Sky / Background Gradients

  • Don't use random noise for texture — even at 15-18% density it creates "rain" or "static" artifacts that look terrible.
  • Don't use per-column checkerboard dithering on every row — ANSI cells are tall and narrow, so alternating x%2 columns creates visible vertical stripes, not smooth blending.
  • Do use clean solid bands — banding is natural and expected in ANSI art sky gradients. 4-5 rows per band (F4→F3→F2→F1, DBLUE on BLACK) reads cleanly.
  • If you want a subtle transition between bands, a single dither row between solid blocks is the maximum — and even that can stripe visually, so test it.

Petals / Organic Shapes

  • Start wider than you think you need.

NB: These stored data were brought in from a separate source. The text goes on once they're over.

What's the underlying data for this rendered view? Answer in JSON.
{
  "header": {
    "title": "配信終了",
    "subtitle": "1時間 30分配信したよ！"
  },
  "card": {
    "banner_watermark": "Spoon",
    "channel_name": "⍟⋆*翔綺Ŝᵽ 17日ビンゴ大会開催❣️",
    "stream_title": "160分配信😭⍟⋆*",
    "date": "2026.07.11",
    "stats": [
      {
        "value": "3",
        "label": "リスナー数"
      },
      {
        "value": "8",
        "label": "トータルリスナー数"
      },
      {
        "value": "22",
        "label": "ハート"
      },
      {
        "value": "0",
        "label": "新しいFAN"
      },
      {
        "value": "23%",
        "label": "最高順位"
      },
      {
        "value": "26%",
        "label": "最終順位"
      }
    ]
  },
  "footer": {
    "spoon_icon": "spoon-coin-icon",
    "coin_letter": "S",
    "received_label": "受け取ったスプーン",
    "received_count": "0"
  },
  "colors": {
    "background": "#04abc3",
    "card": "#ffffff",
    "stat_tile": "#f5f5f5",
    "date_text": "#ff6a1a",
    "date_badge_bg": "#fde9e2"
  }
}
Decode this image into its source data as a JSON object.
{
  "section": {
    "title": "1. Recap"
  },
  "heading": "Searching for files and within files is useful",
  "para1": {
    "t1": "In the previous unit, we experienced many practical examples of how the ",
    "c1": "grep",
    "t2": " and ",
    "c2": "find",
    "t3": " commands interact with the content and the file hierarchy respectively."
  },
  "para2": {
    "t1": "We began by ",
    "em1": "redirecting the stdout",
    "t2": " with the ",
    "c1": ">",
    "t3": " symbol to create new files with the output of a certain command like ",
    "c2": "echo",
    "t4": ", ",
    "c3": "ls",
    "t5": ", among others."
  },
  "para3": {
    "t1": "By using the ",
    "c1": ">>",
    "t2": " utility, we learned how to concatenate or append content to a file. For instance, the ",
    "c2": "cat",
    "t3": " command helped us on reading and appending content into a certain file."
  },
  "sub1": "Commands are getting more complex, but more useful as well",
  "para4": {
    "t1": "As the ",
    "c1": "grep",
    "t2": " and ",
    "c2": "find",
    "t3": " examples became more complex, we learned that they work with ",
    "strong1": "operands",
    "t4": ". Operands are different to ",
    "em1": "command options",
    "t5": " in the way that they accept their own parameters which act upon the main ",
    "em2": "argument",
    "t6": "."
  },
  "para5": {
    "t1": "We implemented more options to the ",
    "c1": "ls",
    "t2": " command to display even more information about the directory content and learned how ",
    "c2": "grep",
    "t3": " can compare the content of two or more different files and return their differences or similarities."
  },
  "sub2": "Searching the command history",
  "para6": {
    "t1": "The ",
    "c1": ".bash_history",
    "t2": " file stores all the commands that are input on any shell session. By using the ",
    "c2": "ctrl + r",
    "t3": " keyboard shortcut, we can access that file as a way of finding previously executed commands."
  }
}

Horizontal spread reads better at ANSI cell aspect ratio than height.
  • Use the full shade gradient within each petal (F1 at tip → F4 at base where it meets the center) to imply curvature.
  • Each petal's outermost edge should be RFH/LFH (half-block) with bg=BLACK to keep the no-tocars boundary clean.
  • Diagonal petals need extra width (4+ cols) to be visible — don't short-change them.

Centers / Small Color Areas

  • A 2x2 center block can convey light/shadow convincingly:
    • top-left: F1 bright-color on dark-bg (lit)
    • top-right: F2
    • bottom-left: F3
    • bottom-right: F4 (deepest shadow)
  • bg=BROWN (6) is always safe (it's <8), good for warm center tones.

API Gotchas

  • Export PNG endpoint is /api/file/export/png (not /api/file/export-png).
  • Always check openapi.json at session start — endpoints may have changed.
  • post() should print warnings but not crash on bad responses — wrap defensively.